Newer benzodiazepine and non-benzodiazepine medications are extensively prescribed for insomnia, and their short durations of action may induce less risk of tolerance and abuse. Clonazepam (Klonapin®) and temazepam (Restoril®) are traditional benzodiazepines frequently prescribed for insomnia and do demonstrate improvement in the short term (less than one month). However, tolerance and dependency frequently develop, and long-term use can require prolonged tapering and result in rebound insomnia. Use of the lowest effective dose and alternating dosage schedules can diminish tolerance and potential for abuse, for example, taking the medication every other night or every third night.
Non-benzodiazepine Medications are Typically Safer
Newer non-benzodiazepine medications like zolpidem and eszopiclone have shown sustained positive effects on sleep latency, wake after sleep onset (WASO) and daytime symptoms without overt tolerance in patients treated, even when given nightly for less than six months.

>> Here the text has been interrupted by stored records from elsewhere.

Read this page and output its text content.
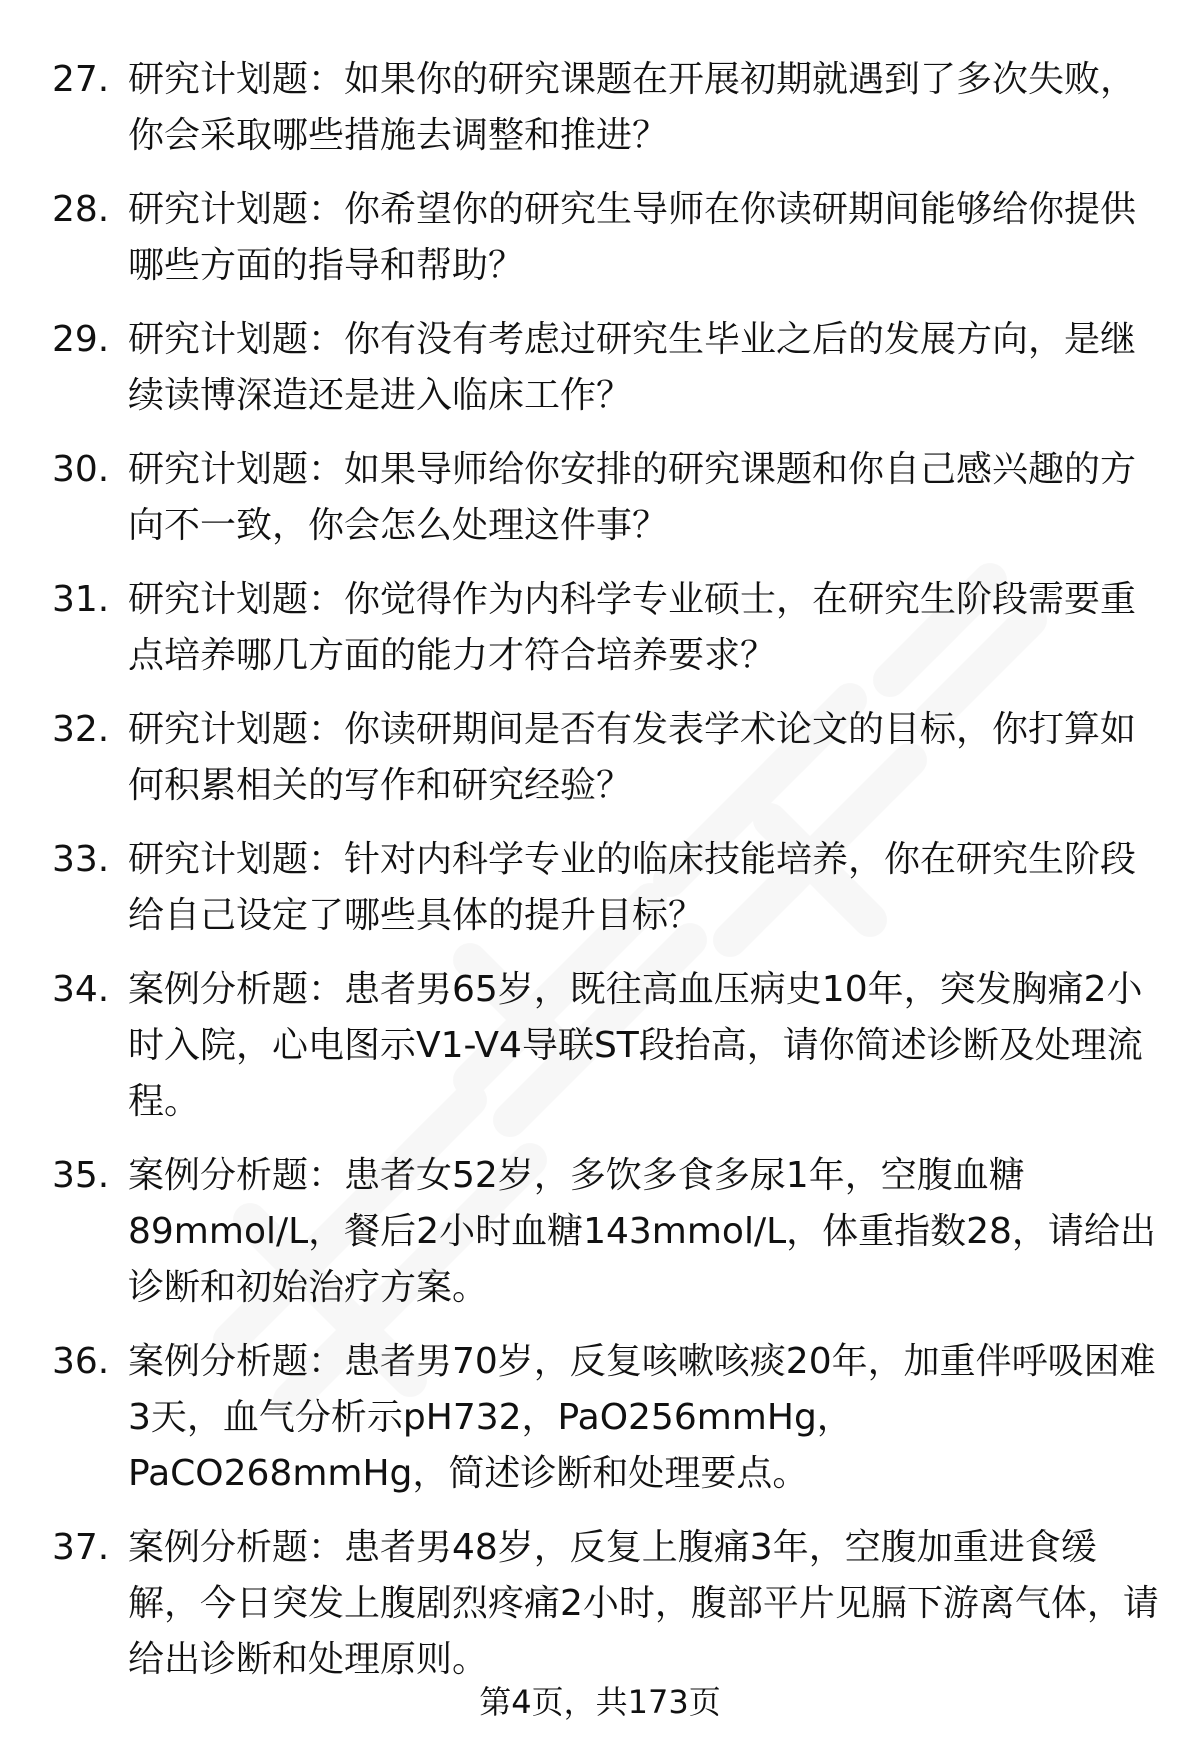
27. 研究计划题：如果你的研究课题在开展初期就遇到了多次失败，你会采取哪些措施去调整和推进？
28. 研究计划题：你希望你的研究生导师在你读研期间能够给你提供哪些方面的指导和帮助？
29. 研究计划题：你有没有考虑过研究生毕业之后的发展方向，是继续读博深造还是进入临床工作？
30. 研究计划题：如果导师给你安排的研究课题和你自己感兴趣的方向不一致，你会怎么处理这件事？
31. 研究计划题：你觉得作为内科学专业硕士，在研究生阶段需要重点培养哪几方面的能力才符合培养要求？
32. 研究计划题：你读研期间是否有发表学术论文的目标，你打算如何积累相关的写作和研究经验？
33. 研究计划题：针对内科学专业的临床技能培养，你在研究生阶段给自己设定了哪些具体的提升目标？
34. 案例分析题：患者男65岁，既往高血压病史10年，突发胸痛2小时入院，心电图示V1-V4导联ST段抬高，请你简述诊断及处理流程。
35. 案例分析题：患者女52岁，多饮多食多尿1年，空腹血糖89mmol/L，餐后2小时血糖143mmol/L，体重指数28，请给出诊断和初始治疗方案。
36. 案例分析题：患者男70岁，反复咳嗽咳痰20年，加重伴呼吸困难3天，血气分析示pH732，PaO256mmHg，PaCO268mmHg，简述诊断和处理要点。
37. 案例分析题：患者男48岁，反复上腹痛3年，空腹加重进食缓解，今日突发上腹剧烈疼痛2小时，腹部平片见膈下游离气体，请给出诊断和处理原则。
第4页，共173页
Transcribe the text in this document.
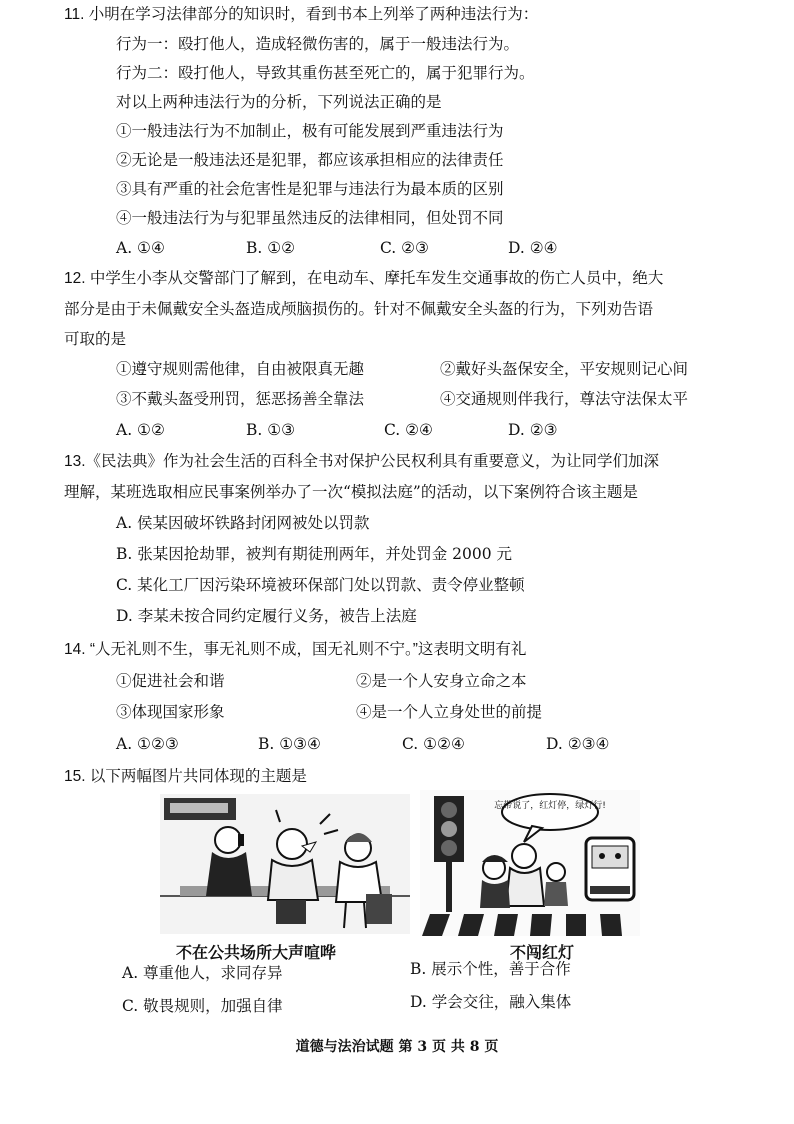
11. 小明在学习法律部分的知识时，看到书本上列举了两种违法行为：
行为一：殴打他人，造成轻微伤害的，属于一般违法行为。
行为二：殴打他人，导致其重伤甚至死亡的，属于犯罪行为。
对以上两种违法行为的分析，下列说法正确的是
①一般违法行为不加制止，极有可能发展到严重违法行为
②无论是一般违法还是犯罪，都应该承担相应的法律责任
③具有严重的社会危害性是犯罪与违法行为最本质的区别
④一般违法行为与犯罪虽然违反的法律相同，但处罚不同
A. ①④	B. ①②	C. ②③	D. ②④
12. 中学生小李从交警部门了解到，在电动车、摩托车发生交通事故的伤亡人员中，绝大
部分是由于未佩戴安全头盔造成颅脑损伤的。针对不佩戴安全头盔的行为，下列劝告语
可取的是
①遵守规则需他律，自由被限真无趣	②戴好头盔保安全，平安规则记心间
③不戴头盔受刑罚，惩恶扬善全靠法	④交通规则伴我行，尊法守法保太平
A. ①②	B. ①③	C. ②④	D. ②③
13.《民法典》作为社会生活的百科全书对保护公民权利具有重要意义，为让同学们加深
理解，某班选取相应民事案例举办了一次“模拟法庭”的活动，以下案例符合该主题是
A. 侯某因破坏铁路封闭网被处以罚款
B. 张某因抢劫罪，被判有期徒刑两年，并处罚金 2000 元
C. 某化工厂因污染环境被环保部门处以罚款、责令停业整顿
D. 李某未按合同约定履行义务，被告上法庭
14. “人无礼则不生，事无礼则不成，国无礼则不宁。”这表明文明有礼
①促进社会和谐	②是一个人安身立命之本
③体现国家形象	④是一个人立身处世的前提
A. ①②③	B. ①③④	C. ①②④	D. ②③④
15. 以下两幅图片共同体现的主题是
不在公共场所大声喧哗
忘带说了，红灯停，绿灯行!
不闯红灯
A. 尊重他人，求同存异	B. 展示个性，善于合作
C. 敬畏规则，加强自律	D. 学会交往，融入集体
道德与法治试题 第 3 页 共 8 页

Behavioral side effects like parasomnias and amnestic events have been associated with zolpidem use, and psychological dependency on these newer agents is common with sustained use. Additionally, no evidence of sustained improvement of insomnia symptoms is seen once these agents are withdrawn.
Other Medications Used to Treat Insomnia
Over-the-counter antihistamines like diphenhydramine (Benadryl®) are frequently prescribed off-label for insomnia, but they have a hostile risk profile, especially in the elderly, that includes urinary retention, worsening of closed-angle glaucoma and unsteadiness of balance. Daytime “hangover” symptoms like fatigue and excessive sleepiness are also common. The same is true of antidepressants like trazodone (Desyrel®) and quetiapine (Seroquel®), which are commonly used to treat insomnia because of their ability to induce sleepiness. However, evidence of efficacy is lacking, and the side effect profiles for these drugs are complex.
Melatonin is a natural sleep-promoting substance made by the pineal gland and is instrumental in maintaining the normal sleep cycle in humans. The prescription drug ramelteon (Rozerem®) mimics the actions of melatonin on the body’s master clock, the suprachiasmatic nucleus (SCN) and induces sleep. Evidence suggests that patients using ramelteon may have lower risk of falling (no affect on balance) or confusion upon middle-of-the-night awakening, but its relatively low potency and high cost makes it a less desirable choice.
Suvorexant (Belsomra®) is the newest treatment option for insomnia. Suvorexant blocks the sites of action of the important wakefulness-promoting protein called orexin (hypocretin) to induce sleep. The U.S. Food and Drug Administration (FDA) approved it in August 2014 for use in adults with insomnia, although safety in children has not been established and it is contraindicated for use during pregnancy. The side effect profile of the medication submitted when suvorexant was undergoing FDA approval was relatively benign, although serious issues with amnesia, anxiety, hallucinations and parasomnias have been seen in post-marketing and may be an indication for discontinuation. This medication should also be avoided in patients with liver disease or those taking other medications (like digoxin), certain antibiotics or seizure medications (like phenytoin).